When working on your own projects and when you use Git, you will be committing a lot of changes to your files into the Git history. Part of the initial barrier is simply getting used to this workflow of committing what you’ve changed. Use this exercise to get some practice. We will be using this workflow often throughout the rest of the course.

  1. Practice the add-commit (“add to staging”-“committing to history”) sequence by adding and committing each of the remaining files (or folders) in your R project one at a time into the Git history. At the end, all of your files and folders should be committed to the history. While you could add and commit them all at once, we want you to do them one at a time so you practice using this workflow.
    • Make sure to write a meaningful and short message about what you added and why. In this case, the “why” is simply that you are saving the file into the history for the first time.
  2. Once all the files have been added and committed, add a new line to the end of docs/learning.qmd with an level 2 Markdown header (##) with a title of “Testing for Git”. Then type out a sentence below the header with some random words, maybe about the weather. Add and commit that new line you’ve written using Ctrl-Alt-M or with the Palette (Ctrl-Shift-P, then type “commit”). Normally you wouldn’t commit the HTML file or any files that are generated from your code or Quarto files.
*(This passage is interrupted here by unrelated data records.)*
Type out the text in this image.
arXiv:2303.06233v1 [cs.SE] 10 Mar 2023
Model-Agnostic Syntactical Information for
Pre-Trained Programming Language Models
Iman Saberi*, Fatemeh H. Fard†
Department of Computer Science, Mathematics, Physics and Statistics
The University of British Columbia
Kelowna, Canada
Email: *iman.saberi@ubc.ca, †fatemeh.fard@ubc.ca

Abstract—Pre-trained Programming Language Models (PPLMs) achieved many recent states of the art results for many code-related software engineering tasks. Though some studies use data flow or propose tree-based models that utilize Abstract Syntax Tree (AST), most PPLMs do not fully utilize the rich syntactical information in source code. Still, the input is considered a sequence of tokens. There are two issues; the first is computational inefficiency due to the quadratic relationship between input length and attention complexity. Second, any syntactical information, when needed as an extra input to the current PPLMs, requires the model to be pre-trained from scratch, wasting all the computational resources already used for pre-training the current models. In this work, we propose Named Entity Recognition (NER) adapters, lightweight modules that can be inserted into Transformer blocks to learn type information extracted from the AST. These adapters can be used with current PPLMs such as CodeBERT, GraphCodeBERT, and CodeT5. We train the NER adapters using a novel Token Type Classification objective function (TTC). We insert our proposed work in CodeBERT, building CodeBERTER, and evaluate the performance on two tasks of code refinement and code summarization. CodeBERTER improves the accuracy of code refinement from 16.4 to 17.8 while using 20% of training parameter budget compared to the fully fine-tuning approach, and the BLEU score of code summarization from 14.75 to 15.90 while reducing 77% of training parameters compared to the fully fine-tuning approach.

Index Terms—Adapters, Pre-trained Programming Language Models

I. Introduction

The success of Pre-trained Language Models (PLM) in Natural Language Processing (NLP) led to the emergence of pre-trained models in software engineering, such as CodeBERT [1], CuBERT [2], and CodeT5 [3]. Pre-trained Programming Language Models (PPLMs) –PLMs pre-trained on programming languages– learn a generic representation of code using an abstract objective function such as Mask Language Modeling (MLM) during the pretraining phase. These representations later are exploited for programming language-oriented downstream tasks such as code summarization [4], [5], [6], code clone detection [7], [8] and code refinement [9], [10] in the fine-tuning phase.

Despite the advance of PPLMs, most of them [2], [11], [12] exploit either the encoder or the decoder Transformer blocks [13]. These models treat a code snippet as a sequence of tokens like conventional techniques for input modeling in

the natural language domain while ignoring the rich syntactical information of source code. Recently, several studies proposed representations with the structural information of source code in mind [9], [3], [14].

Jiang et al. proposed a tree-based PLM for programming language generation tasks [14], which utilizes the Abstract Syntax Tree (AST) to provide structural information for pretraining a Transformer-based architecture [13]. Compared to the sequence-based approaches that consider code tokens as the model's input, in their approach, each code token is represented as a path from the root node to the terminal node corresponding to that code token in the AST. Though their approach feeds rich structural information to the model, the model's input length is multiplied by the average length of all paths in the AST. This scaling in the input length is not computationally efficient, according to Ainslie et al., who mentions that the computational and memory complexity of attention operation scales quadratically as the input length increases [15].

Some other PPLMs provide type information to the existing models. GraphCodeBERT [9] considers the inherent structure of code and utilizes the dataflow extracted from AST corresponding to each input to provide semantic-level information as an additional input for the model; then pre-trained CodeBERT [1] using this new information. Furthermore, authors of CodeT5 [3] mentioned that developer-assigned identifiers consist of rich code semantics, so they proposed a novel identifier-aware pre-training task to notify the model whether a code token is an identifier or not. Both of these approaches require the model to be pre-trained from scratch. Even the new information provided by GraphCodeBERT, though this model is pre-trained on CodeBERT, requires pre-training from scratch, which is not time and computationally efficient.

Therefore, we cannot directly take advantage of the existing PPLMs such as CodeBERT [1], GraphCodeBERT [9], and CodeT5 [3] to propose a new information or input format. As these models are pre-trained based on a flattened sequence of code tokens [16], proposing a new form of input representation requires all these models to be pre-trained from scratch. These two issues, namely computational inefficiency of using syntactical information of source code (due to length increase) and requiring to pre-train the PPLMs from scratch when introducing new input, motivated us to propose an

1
But for this course, we will commit most things.
Sticky/hat up!

When you’re ready to continue, place the sticky/paper hat on your computer to indicate this to the instructor 👒 🎩

7.9 Summary

  • Use the version control system Git to track changes to your files, to more easily manage your project, and to more easily collaborate with others.
  • Git tracks files in three states: “Working directory”, “Staged”, and “History”.
    • The Git repository contains the history.
  • The main actions to move between states are:
    • “Add to staging”
    • “Commit to history”
  • When committing to history, keep messages short and meaningful. Focus more on why the change was made, not what.
  • Almost all Git actions can be done using RStudio’s Git interface.